Mark Herremans: "Un día volveré a caminar, Superman (Christoper Reeve) trazó el camino"

Era triatleta antes de su accidente y sigue siendo triatleta tras quedar parapléjico. Es Mark Herremans y es también un ejemplo de superación. El sueño de este deportista belga era convertirse en el atleta total. Estaba en el camino. Había encontrado en el triatlón la disciplina perfecta. Su sexto puesto en el Ironman de Hawai, considerada una de las carreras más duras del mundo, en el año 2001 y con 28 años, auguraba el mejor de los futuros. Pero le llegó este segundo que cambia la vida para siempre. Fue el 28 de enero del 2002 cuando una caída en bicicleta en la isla de Lanzarote acabó con la ilusión de su vida. Sus piernas dejaron de moverse. Las vértebras D5 y D6 se habían lesionado.

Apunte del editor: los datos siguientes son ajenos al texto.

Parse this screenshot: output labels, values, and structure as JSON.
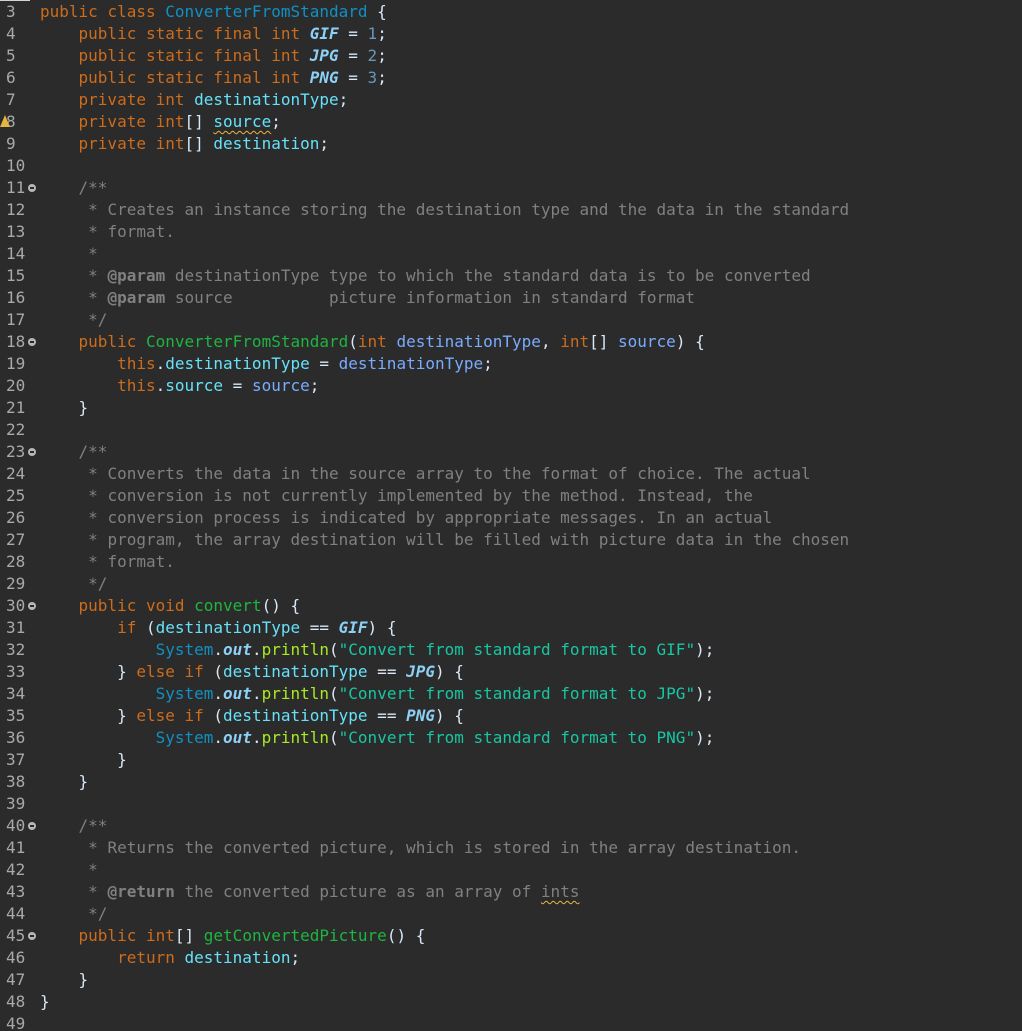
{
  "editor": {
    "theme": "dark",
    "language": "java",
    "colors": {
      "background": "#2b2b2b",
      "keyword": "#cc6c1d",
      "class": "#1290c3",
      "constant": "#8dd0f5",
      "field": "#66e1f8",
      "method": "#1eb540",
      "string": "#17c6a3",
      "comment": "#808080"
    },
    "lines": [
      {
        "n": "3",
        "fold": false,
        "warn": false,
        "tokens": [
          [
            "kw",
            "public "
          ],
          [
            "kw",
            "class "
          ],
          [
            "cls",
            "ConverterFromStandard"
          ],
          [
            "plain",
            " {"
          ]
        ]
      },
      {
        "n": "4",
        "fold": false,
        "warn": false,
        "tokens": [
          [
            "plain",
            "    "
          ],
          [
            "kw",
            "public "
          ],
          [
            "kw",
            "static "
          ],
          [
            "kw",
            "final "
          ],
          [
            "kw",
            "int "
          ],
          [
            "cst",
            "GIF"
          ],
          [
            "plain",
            " = "
          ],
          [
            "num",
            "1"
          ],
          [
            "plain",
            ";"
          ]
        ]
      },
      {
        "n": "5",
        "fold": false,
        "warn": false,
        "tokens": [
          [
            "plain",
            "    "
          ],
          [
            "kw",
            "public "
          ],
          [
            "kw",
            "static "
          ],
          [
            "kw",
            "final "
          ],
          [
            "kw",
            "int "
          ],
          [
            "cst",
            "JPG"
          ],
          [
            "plain",
            " = "
          ],
          [
            "num",
            "2"
          ],
          [
            "plain",
            ";"
          ]
        ]
      },
      {
        "n": "6",
        "fold": false,
        "warn": false,
        "tokens": [
          [
            "plain",
            "    "
          ],
          [
            "kw",
            "public "
          ],
          [
            "kw",
            "static "
          ],
          [
            "kw",
            "final "
          ],
          [
            "kw",
            "int "
          ],
          [
            "cst",
            "PNG"
          ],
          [
            "plain",
            " = "
          ],
          [
            "num",
            "3"
          ],
          [
            "plain",
            ";"
          ]
        ]
      },
      {
        "n": "7",
        "fold": false,
        "warn": false,
        "tokens": [
          [
            "plain",
            "    "
          ],
          [
            "kw",
            "private "
          ],
          [
            "kw",
            "int "
          ],
          [
            "fld",
            "destinationType"
          ],
          [
            "plain",
            ";"
          ]
        ]
      },
      {
        "n": "8",
        "fold": false,
        "warn": true,
        "tokens": [
          [
            "plain",
            "    "
          ],
          [
            "kw",
            "private "
          ],
          [
            "kw",
            "int"
          ],
          [
            "plain",
            "[] "
          ],
          [
            "fld squig",
            "source"
          ],
          [
            "plain",
            ";"
          ]
        ]
      },
      {
        "n": "9",
        "fold": false,
        "warn": false,
        "tokens": [
          [
            "plain",
            "    "
          ],
          [
            "kw",
            "private "
          ],
          [
            "kw",
            "int"
          ],
          [
            "plain",
            "[] "
          ],
          [
            "fld",
            "destination"
          ],
          [
            "plain",
            ";"
          ]
        ]
      },
      {
        "n": "10",
        "fold": false,
        "warn": false,
        "tokens": []
      },
      {
        "n": "11",
        "fold": true,
        "warn": false,
        "tokens": [
          [
            "plain",
            "    "
          ],
          [
            "doc",
            "/**"
          ]
        ]
      },
      {
        "n": "12",
        "fold": false,
        "warn": false,
        "tokens": [
          [
            "plain",
            "     "
          ],
          [
            "doc",
            "* Creates an instance storing the destination type and the data in the standard"
          ]
        ]
      },
      {
        "n": "13",
        "fold": false,
        "warn": false,
        "tokens": [
          [
            "plain",
            "     "
          ],
          [
            "doc",
            "* format."
          ]
        ]
      },
      {
        "n": "14",
        "fold": false,
        "warn": false,
        "tokens": [
          [
            "plain",
            "     "
          ],
          [
            "doc",
            "*"
          ]
        ]
      },
      {
        "n": "15",
        "fold": false,
        "warn": false,
        "tokens": [
          [
            "plain",
            "     "
          ],
          [
            "doc",
            "* "
          ],
          [
            "tag",
            "@param"
          ],
          [
            "doc",
            " destinationType type to which the standard data is to be converted"
          ]
        ]
      },
      {
        "n": "16",
        "fold": false,
        "warn": false,
        "tokens": [
          [
            "plain",
            "     "
          ],
          [
            "doc",
            "* "
          ],
          [
            "tag",
            "@param"
          ],
          [
            "doc",
            " source          picture information in standard format"
          ]
        ]
      },
      {
        "n": "17",
        "fold": false,
        "warn": false,
        "tokens": [
          [
            "plain",
            "     "
          ],
          [
            "doc",
            "*/"
          ]
        ]
      },
      {
        "n": "18",
        "fold": true,
        "warn": false,
        "tokens": [
          [
            "plain",
            "    "
          ],
          [
            "kw",
            "public "
          ],
          [
            "mth",
            "ConverterFromStandard"
          ],
          [
            "plain",
            "("
          ],
          [
            "kw",
            "int "
          ],
          [
            "var",
            "destinationType"
          ],
          [
            "plain",
            ", "
          ],
          [
            "kw",
            "int"
          ],
          [
            "plain",
            "[] "
          ],
          [
            "var",
            "source"
          ],
          [
            "plain",
            ") {"
          ]
        ]
      },
      {
        "n": "19",
        "fold": false,
        "warn": false,
        "tokens": [
          [
            "plain",
            "        "
          ],
          [
            "kw",
            "this"
          ],
          [
            "plain",
            "."
          ],
          [
            "fld",
            "destinationType"
          ],
          [
            "plain",
            " = "
          ],
          [
            "var",
            "destinationType"
          ],
          [
            "plain",
            ";"
          ]
        ]
      },
      {
        "n": "20",
        "fold": false,
        "warn": false,
        "tokens": [
          [
            "plain",
            "        "
          ],
          [
            "kw",
            "this"
          ],
          [
            "plain",
            "."
          ],
          [
            "fld",
            "source"
          ],
          [
            "plain",
            " = "
          ],
          [
            "var",
            "source"
          ],
          [
            "plain",
            ";"
          ]
        ]
      },
      {
        "n": "21",
        "fold": false,
        "warn": false,
        "tokens": [
          [
            "plain",
            "    }"
          ]
        ]
      },
      {
        "n": "22",
        "fold": false,
        "warn": false,
        "tokens": []
      },
      {
        "n": "23",
        "fold": true,
        "warn": false,
        "tokens": [
          [
            "plain",
            "    "
          ],
          [
            "doc",
            "/**"
          ]
        ]
      },
      {
        "n": "24",
        "fold": false,
        "warn": false,
        "tokens": [
          [
            "plain",
            "     "
          ],
          [
            "doc",
            "* Converts the data in the source array to the format of choice. The actual"
          ]
        ]
      },
      {
        "n": "25",
        "fold": false,
        "warn": false,
        "tokens": [
          [
            "plain",
            "     "
          ],
          [
            "doc",
            "* conversion is not currently implemented by the method. Instead, the"
          ]
        ]
      },
      {
        "n": "26",
        "fold": false,
        "warn": false,
        "tokens": [
          [
            "plain",
            "     "
          ],
          [
            "doc",
            "* conversion process is indicated by appropriate messages. In an actual"
          ]
        ]
      },
      {
        "n": "27",
        "fold": false,
        "warn": false,
        "tokens": [
          [
            "plain",
            "     "
          ],
          [
            "doc",
            "* program, the array destination will be filled with picture data in the chosen"
          ]
        ]
      },
      {
        "n": "28",
        "fold": false,
        "warn": false,
        "tokens": [
          [
            "plain",
            "     "
          ],
          [
            "doc",
            "* format."
          ]
        ]
      },
      {
        "n": "29",
        "fold": false,
        "warn": false,
        "tokens": [
          [
            "plain",
            "     "
          ],
          [
            "doc",
            "*/"
          ]
        ]
      },
      {
        "n": "30",
        "fold": true,
        "warn": false,
        "tokens": [
          [
            "plain",
            "    "
          ],
          [
            "kw",
            "public "
          ],
          [
            "kw",
            "void "
          ],
          [
            "mth",
            "convert"
          ],
          [
            "plain",
            "() {"
          ]
        ]
      },
      {
        "n": "31",
        "fold": false,
        "warn": false,
        "tokens": [
          [
            "plain",
            "        "
          ],
          [
            "kw",
            "if "
          ],
          [
            "plain",
            "("
          ],
          [
            "fld",
            "destinationType"
          ],
          [
            "plain",
            " == "
          ],
          [
            "cst",
            "GIF"
          ],
          [
            "plain",
            ") {"
          ]
        ]
      },
      {
        "n": "32",
        "fold": false,
        "warn": false,
        "tokens": [
          [
            "plain",
            "            "
          ],
          [
            "sys",
            "System"
          ],
          [
            "plain",
            "."
          ],
          [
            "out",
            "out"
          ],
          [
            "plain",
            "."
          ],
          [
            "mcall",
            "println"
          ],
          [
            "plain",
            "("
          ],
          [
            "str",
            "\"Convert from standard format to GIF\""
          ],
          [
            "plain",
            ");"
          ]
        ]
      },
      {
        "n": "33",
        "fold": false,
        "warn": false,
        "tokens": [
          [
            "plain",
            "        } "
          ],
          [
            "kw",
            "else "
          ],
          [
            "kw",
            "if "
          ],
          [
            "plain",
            "("
          ],
          [
            "fld",
            "destinationType"
          ],
          [
            "plain",
            " == "
          ],
          [
            "cst",
            "JPG"
          ],
          [
            "plain",
            ") {"
          ]
        ]
      },
      {
        "n": "34",
        "fold": false,
        "warn": false,
        "tokens": [
          [
            "plain",
            "            "
          ],
          [
            "sys",
            "System"
          ],
          [
            "plain",
            "."
          ],
          [
            "out",
            "out"
          ],
          [
            "plain",
            "."
          ],
          [
            "mcall",
            "println"
          ],
          [
            "plain",
            "("
          ],
          [
            "str",
            "\"Convert from standard format to JPG\""
          ],
          [
            "plain",
            ");"
          ]
        ]
      },
      {
        "n": "35",
        "fold": false,
        "warn": false,
        "tokens": [
          [
            "plain",
            "        } "
          ],
          [
            "kw",
            "else "
          ],
          [
            "kw",
            "if "
          ],
          [
            "plain",
            "("
          ],
          [
            "fld",
            "destinationType"
          ],
          [
            "plain",
            " == "
          ],
          [
            "cst",
            "PNG"
          ],
          [
            "plain",
            ") {"
          ]
        ]
      },
      {
        "n": "36",
        "fold": false,
        "warn": false,
        "tokens": [
          [
            "plain",
            "            "
          ],
          [
            "sys",
            "System"
          ],
          [
            "plain",
            "."
          ],
          [
            "out",
            "out"
          ],
          [
            "plain",
            "."
          ],
          [
            "mcall",
            "println"
          ],
          [
            "plain",
            "("
          ],
          [
            "str",
            "\"Convert from standard format to PNG\""
          ],
          [
            "plain",
            ");"
          ]
        ]
      },
      {
        "n": "37",
        "fold": false,
        "warn": false,
        "tokens": [
          [
            "plain",
            "        }"
          ]
        ]
      },
      {
        "n": "38",
        "fold": false,
        "warn": false,
        "tokens": [
          [
            "plain",
            "    }"
          ]
        ]
      },
      {
        "n": "39",
        "fold": false,
        "warn": false,
        "tokens": []
      },
      {
        "n": "40",
        "fold": true,
        "warn": false,
        "tokens": [
          [
            "plain",
            "    "
          ],
          [
            "doc",
            "/**"
          ]
        ]
      },
      {
        "n": "41",
        "fold": false,
        "warn": false,
        "tokens": [
          [
            "plain",
            "     "
          ],
          [
            "doc",
            "* Returns the converted picture, which is stored in the array destination."
          ]
        ]
      },
      {
        "n": "42",
        "fold": false,
        "warn": false,
        "tokens": [
          [
            "plain",
            "     "
          ],
          [
            "doc",
            "*"
          ]
        ]
      },
      {
        "n": "43",
        "fold": false,
        "warn": false,
        "tokens": [
          [
            "plain",
            "     "
          ],
          [
            "doc",
            "* "
          ],
          [
            "tag",
            "@return"
          ],
          [
            "doc",
            " the converted picture as an array of "
          ],
          [
            "doc squig",
            "ints"
          ]
        ]
      },
      {
        "n": "44",
        "fold": false,
        "warn": false,
        "tokens": [
          [
            "plain",
            "     "
          ],
          [
            "doc",
            "*/"
          ]
        ]
      },
      {
        "n": "45",
        "fold": true,
        "warn": false,
        "tokens": [
          [
            "plain",
            "    "
          ],
          [
            "kw",
            "public "
          ],
          [
            "kw",
            "int"
          ],
          [
            "plain",
            "[] "
          ],
          [
            "mth",
            "getConvertedPicture"
          ],
          [
            "plain",
            "() {"
          ]
        ]
      },
      {
        "n": "46",
        "fold": false,
        "warn": false,
        "tokens": [
          [
            "plain",
            "        "
          ],
          [
            "kw",
            "return "
          ],
          [
            "fld",
            "destination"
          ],
          [
            "plain",
            ";"
          ]
        ]
      },
      {
        "n": "47",
        "fold": false,
        "warn": false,
        "tokens": [
          [
            "plain",
            "    }"
          ]
        ]
      },
      {
        "n": "48",
        "fold": false,
        "warn": false,
        "tokens": [
          [
            "plain",
            "}"
          ]
        ]
      },
      {
        "n": "49",
        "fold": false,
        "warn": false,
        "tokens": []
      }
    ]
  }
}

Pero este fornido atleta belga supo darle la vuelta a su desgracia. El hospital se convirtió en su casa pero él lo reconvirtió en su gimnasio. Empezó a trabajar duro. No se rindió. “No abandono jamás”, dice alto y claro. No quiso que nadie sintiera pena por haber sustituido sus piernas por una silla de ruedas. Su cuerpo respondió y fue tal su empeño que tan solo seis meses después, estaba en la línea de salida de Hawai. Esta vez en categoría de discapacitados.

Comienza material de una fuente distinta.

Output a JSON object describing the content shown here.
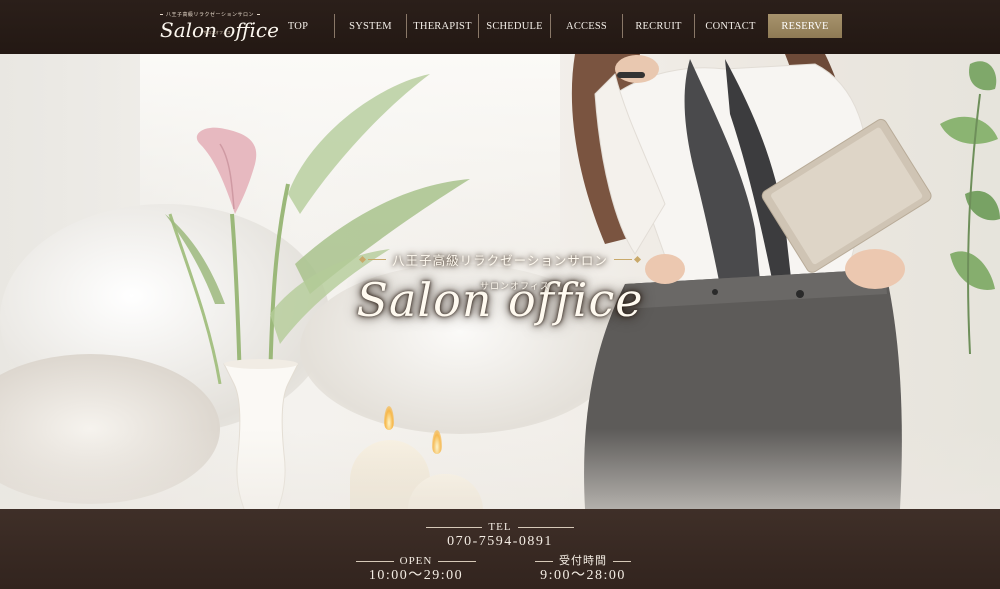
{
  "header": {
    "logo_tagline": "八王子高級リラクゼーションサロン",
    "logo_name": "Salon office",
    "logo_sub": "サロンオフィス",
    "nav": [
      {
        "label": "TOP"
      },
      {
        "label": "SYSTEM"
      },
      {
        "label": "THERAPIST"
      },
      {
        "label": "SCHEDULE"
      },
      {
        "label": "ACCESS"
      },
      {
        "label": "RECRUIT"
      },
      {
        "label": "CONTACT"
      },
      {
        "label": "RESERVE"
      }
    ]
  },
  "hero": {
    "tagline": "八王子高級リラクゼーションサロン",
    "name": "Salon office",
    "kana": "サロンオフィス"
  },
  "info": {
    "tel_label": "TEL",
    "tel_value": "070-7594-0891",
    "open_label": "OPEN",
    "open_value": "10:00～29:00",
    "reception_label": "受付時間",
    "reception_value": "9:00～28:00"
  },
  "colors": {
    "header_bg": "#2b1f1a",
    "reserve_button": "#a7936d",
    "info_bg": "#3f2f28",
    "accent_gold": "#c9a96a"
  }
}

En 2004 logró la tercera plaza, el año siguiente fue segundo y en 2006 convirtió su sueño en realidad: Campeón. “La vida te da estos contrastes. Yo conseguí en una silla de ruedas lo que no pude lograr antes: ganar el Ironman de Hawai”, explica con una sonrisa. Pero el belga tiene un objetivo claro en su vida: “Caminar de nuevo. Estoy trabajando duro y creo que un día lo conseguiré. Superman (c) demostró cómo se podía caminar. Trazó el camino. En Bélgica tenemos un centro donde Reeve enseñó cómo alcanzar los sueños”.